How Long Do Unused Roofing Shingles Last?

There is no specific time for which you can store roofing shingles. However, experts state that the average shelf life for roofing shingles is one year.

After this time, these shingles might begin to harden and lose their value. This time can be shortened by poor storage methods.

To ensure that the roofing shingles last as long as possible, you have to be conscious about storing them effectively.

Stored shingles can be sold if they are still in good condition. Although you also have to consider that shingles come in different sizes, colors, and shades. 

If the shingles are in good condition and match the already existing roof, they can be resold.

There are many different types of roof shingles. The materials they are made from can extensively affect their lifespan. Let’s take a look at the types of shingles:

  • Asphalt shingles:

These are the most common shingles and by far the cheapest. They are easy to install and can last up to 20 years.

  • Rubber shingle:

These are very similar to asphalt shingles but more expensive. They are very easy to maintain and are very durable. They can last up to 25 years.

  • Tile roofing shingles:

These shingles are very thin but become heavy when used as roofing materials. They are weather-proof, durable, and can last up to 150 years.

  • Metal roof shingles:

These are stylish and come in various forms and colors. They are lightweight, easy to install and last for over 100 years.

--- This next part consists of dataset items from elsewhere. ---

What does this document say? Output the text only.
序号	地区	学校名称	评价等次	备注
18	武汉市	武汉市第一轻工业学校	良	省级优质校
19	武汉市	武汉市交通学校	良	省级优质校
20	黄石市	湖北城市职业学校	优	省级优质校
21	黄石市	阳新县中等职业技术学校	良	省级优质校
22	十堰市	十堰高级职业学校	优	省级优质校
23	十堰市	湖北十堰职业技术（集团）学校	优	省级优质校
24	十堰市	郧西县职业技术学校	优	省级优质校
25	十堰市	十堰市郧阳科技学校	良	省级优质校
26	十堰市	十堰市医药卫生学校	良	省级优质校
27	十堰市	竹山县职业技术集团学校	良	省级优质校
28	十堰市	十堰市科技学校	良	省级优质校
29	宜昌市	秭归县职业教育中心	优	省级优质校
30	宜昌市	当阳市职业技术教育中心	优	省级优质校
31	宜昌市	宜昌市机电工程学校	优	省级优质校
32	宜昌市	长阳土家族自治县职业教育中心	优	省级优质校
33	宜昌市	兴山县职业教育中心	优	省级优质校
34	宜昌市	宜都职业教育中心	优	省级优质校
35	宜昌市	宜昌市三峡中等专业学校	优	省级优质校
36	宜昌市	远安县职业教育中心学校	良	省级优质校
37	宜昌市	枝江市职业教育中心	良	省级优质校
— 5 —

  • Composite roof shingles:

This roof is made from recycled plastic products. Depending on the plastic material, they are very affordable, need low maintenance, and can last up to 20 years.

How Do You Store Unused Shingles?

The most common place to store roofing shingles is in the garage. Although, it can be stored in other places like the attic, outside the house, or in a hallway.

However, you have to be aware that to effectively store your shingles, you need to do the following:

  • Store them up in a place that is cool, dry, and free from moisture.
  • Don’t stack them up too high because it will reduce the ventilation and increase the moisture uptake. Spread them out as far as possible.
  • Don’t leave your shingles under the direct impact of the sun and other weather conditions.
  •  If you want to store them outside, keep them in the shade and cover them totally with waterproof material.

Is It Safe To Stack Shingles On A Roof

Yes, you can stack your roofing shingles on your roof if you need them to repair or construct the roof soon. It is relatively safe. 

To do these, you have to be very careful. You may need to take the shingles up the roof one after the other unless you have a means of lifting them.

However, storing them there for too long is not very advisable because it subjects them to many factors that can damage them.

These include wind, rain, falling off, breaking to pieces, etc.

Can You Use Old Shingles?

Yes, of course, you can use old shingles if it matches the previous design shape and color on the roof. A large number of them may have lost their grit or adhesiveness. You must use the shingles that are still good.

This will ensure your repairs stay put, and you don’t have to spend more on trying to fix it again.


Roof Shingles are very common and affordable roofing materials. They can be made from a wide variety of materials and come in different sizes, shapes, and colors.

These shingles can be stored for future use. They can be used to fix a leaky or damaged roof. However, if they are not stored properly, they can go bad.

If well preserved, these shingles can be sold or reused effectively.